“Las víctimas abrieron los ojos de mi alma”: Juan Guzmán Tapia, el juez que procesó a Augusto Pinochet

Guzmán fue designado para investigar al ex dictador Augusto Pinochet por los delitos cometidos durante la dictadura. En su papel de juez, Guzmán se entrevistó con los sobre vivientes y se dió cuenta de la magnitud de la brutalidad sistemática que los militares habían cometido durante la dictadura, quien luego confesó que “las víctimas abrieron los ojos de mi alma”.

Pasará a la historia como el juez que procesó a Augusto Pinochet

Asimismo Guzmán concentró su investigación en los crímenes cometidos en la “Caravana de la Muerte”, y procesó después al Pinochet por cargos de secuestro y asesinato. Realizó investigaciones por todo el país con el fin de encontrar los restos de cerca de 1.200 presos políticos que seguían desaparecidos. Además, estableció que el secuestro de personas que posteriormente desaparecieron era un delito permanente que debía ser perseguido a pesar de las amnistías o la prescripción mientras se desconociera el destino de los desaparecidos. Guzmán acusó entonces a un gran número de miembros de las Fuerzas Armadas. A través de su trabajo logró abrir un nuevo camino de justicia e inspirar a otros jueces a asumir su responsabilidad en casos similares en Chile y en otros países.

Yo procesé a Pinochet en dos ocasiones, por la “Caravana de la Muerte” y por la “Operación Cóndor”, y solicité en tres ocasiones su desafuero. En “Caravana de la Muerte”, la Corte Suprema decretó el sobreseimiento temporal, aduciendo que Pinochet carecía de las facultades mentales adecuadas para ser juzgado. Nosotros pudimos comprobar que Pinochet estuvo mentalmente impecable hasta el final. En “Operación Cóndor”, una sala de la Corte de Apelaciones revocó un auto de procesamiento mío, aduciendo que la Corte Suprema ya se había pronunciado sobre su demencia, y que esa demencia producía efectos en todas las causas. Es decir, que hubo la tenacidad que se requiere por parte de los jueces para dar el primer paso, procesar a Pinochet, pero no hubo voluntad de los miembros de los tribunales superiores para que hubiera juicio. Pinochet fue procesado, pero no juzgado.

“Su conciencia era absoluta. Pero nunca asumió personalmente la autoría de los crímenes.

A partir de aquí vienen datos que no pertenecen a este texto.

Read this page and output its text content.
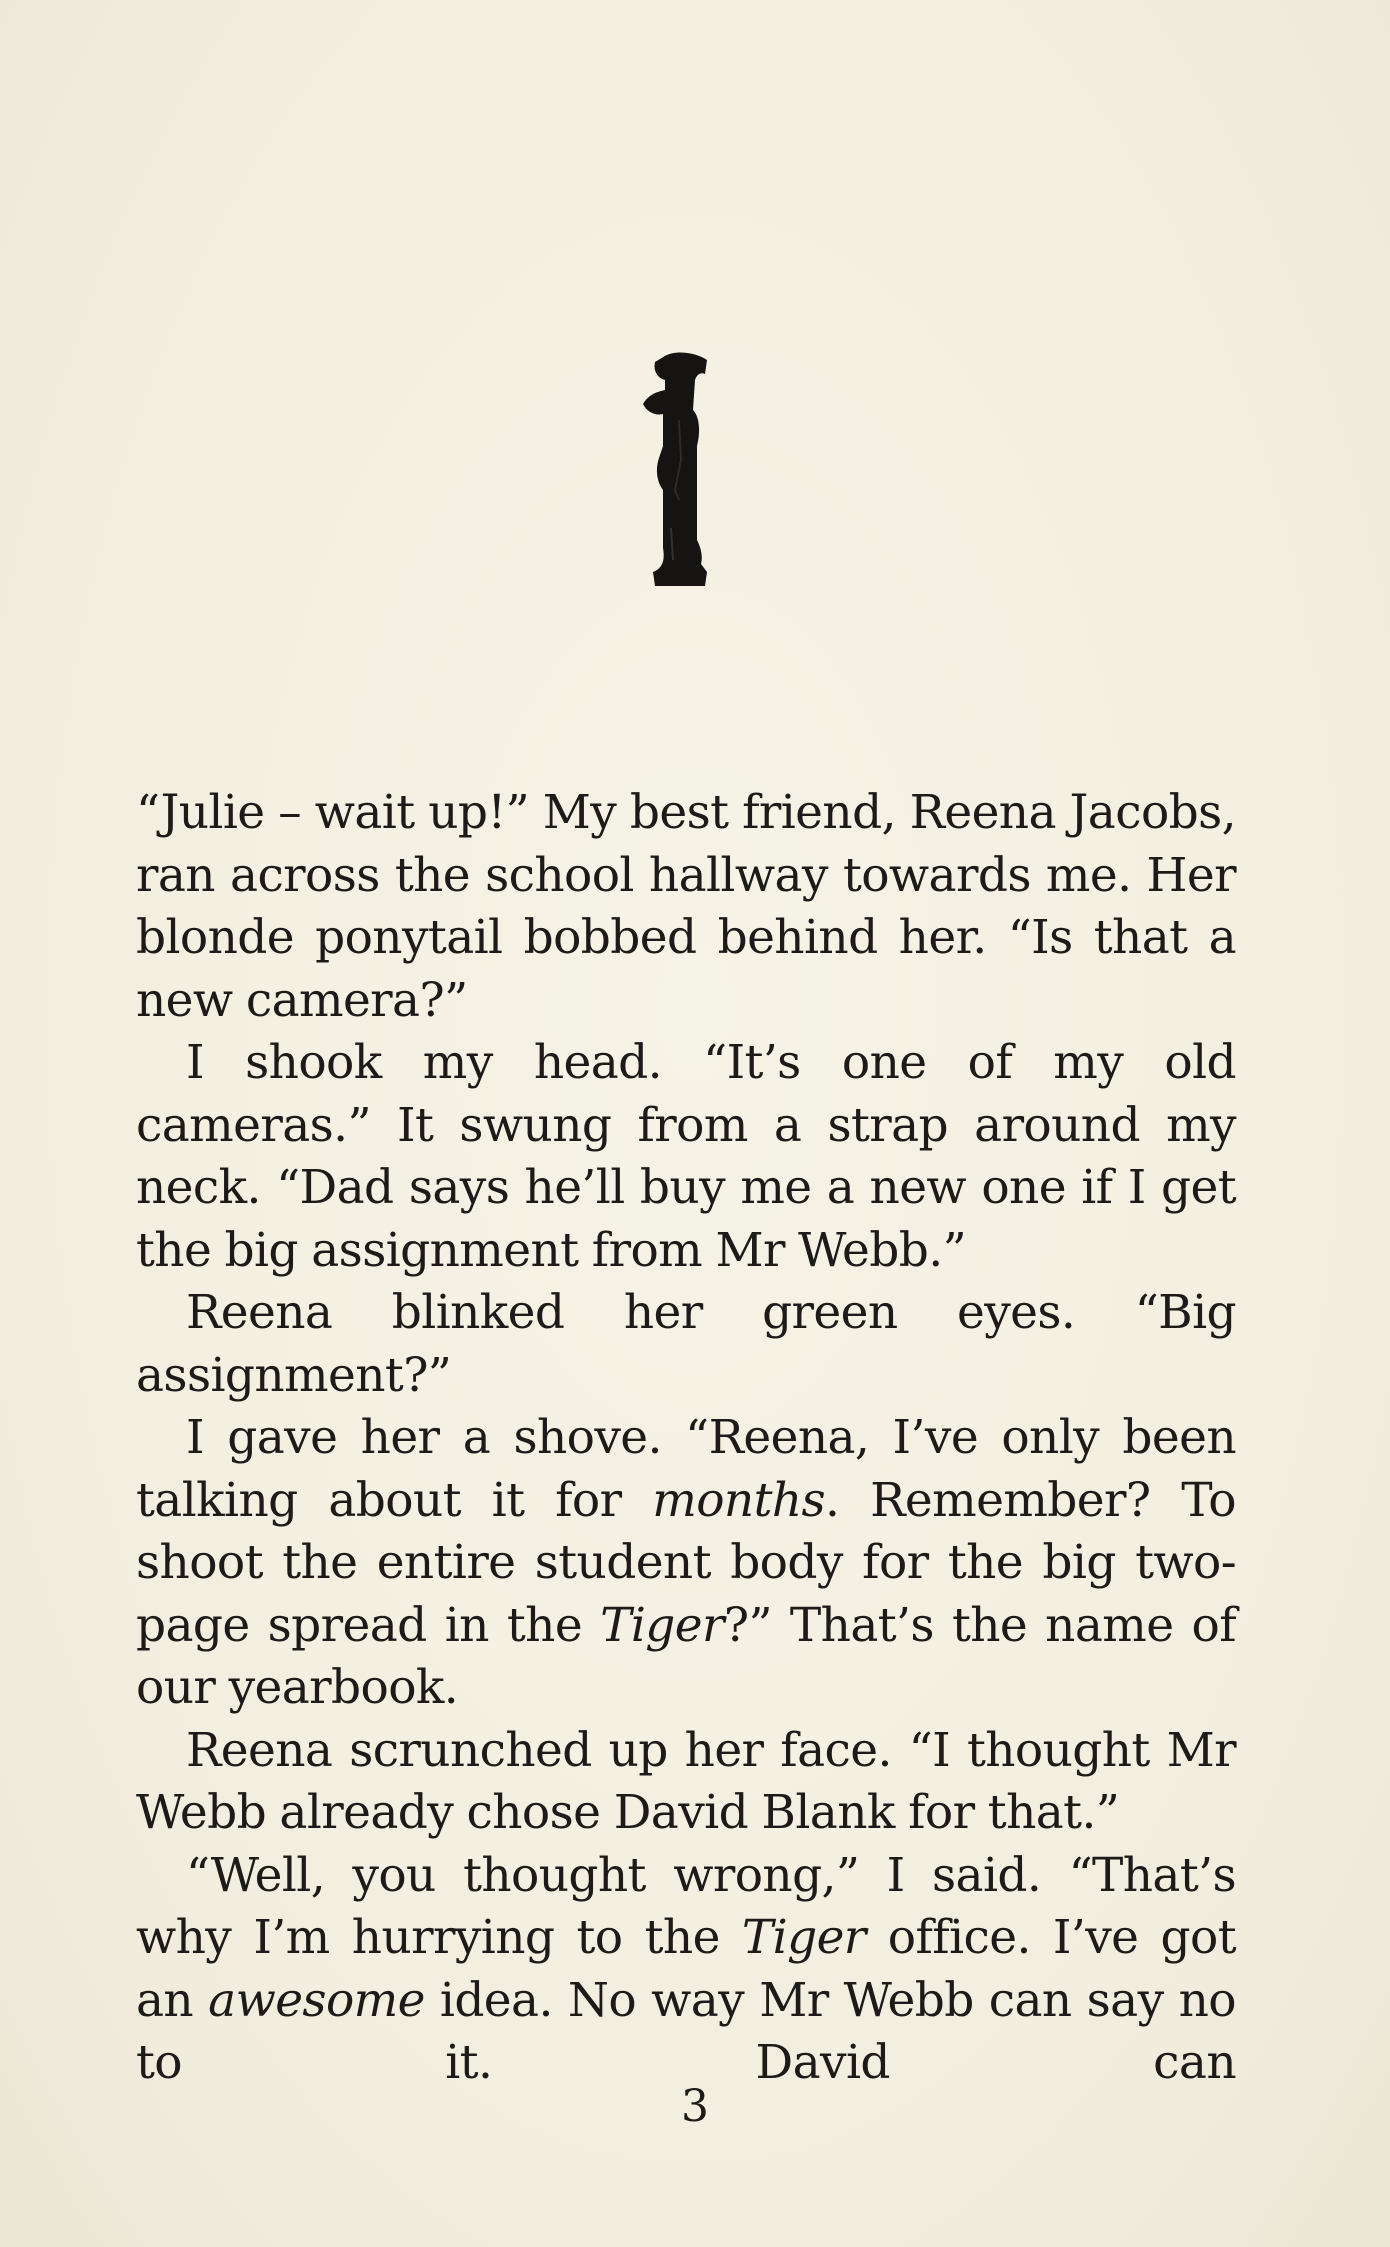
“Julie – wait up!” My best friend, Reena Jacobs, ran across the school hallway towards me. Her blonde ponytail bobbed behind her. “Is that a new camera?”

I shook my head. “It’s one of my old cameras.” It swung from a strap around my neck. “Dad says he’ll buy me a new one if I get the big assignment from Mr Webb.”

Reena blinked her green eyes. “Big assignment?”

I gave her a shove. “Reena, I’ve only been talking about it for months. Remember? To shoot the entire student body for the big two-page spread in the Tiger?” That’s the name of our yearbook.

Reena scrunched up her face. “I thought Mr Webb already chose David Blank for that.”

“Well, you thought wrong,” I said. “That’s why I’m hurrying to the Tiger office. I’ve got an awesome idea. No way Mr Webb can say no to it. David can

3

En las dos ocasiones se excusó diciendo que, si hubo crímenes, los hubo por parte de sus inferiores. Y eso en el ejército obviamente no opera. Más teniendo en cuenta que él era jefe del ejército y jefe de la DINA, el servicio de las Fuerzas Armadas que estaba destinado a la represión. Y la represión implicaba torturas, muertes y desapariciones forzosas. Por lo que, en realidad, no podía desvincularse de los crímenes.

Sí, sí tenía conciencia de lo que había significado la dictadura, de que habían habido violaciones notables de los derechos humanos. Pero, él las justificaba. No abiertamente, pero las justificaba como las justifican hasta el día de hoy todos los partidarios de Pinochet. Él pensaba que la dictadura había sido útil y necesaria. Y jamás dejó de pensar así”.

“Es importante encontrar maneras de hacer cumplir el derecho nacional e internacional y promover la responsabilidad por los graves abusos cometidos contra los derechos humanos y la responsabilidad de los Estados donde se han producido violaciones y la responsabilidad de la comunidad internacional para establecer la justicia, asegurar la protección de las víctimas y evitar la impunidad.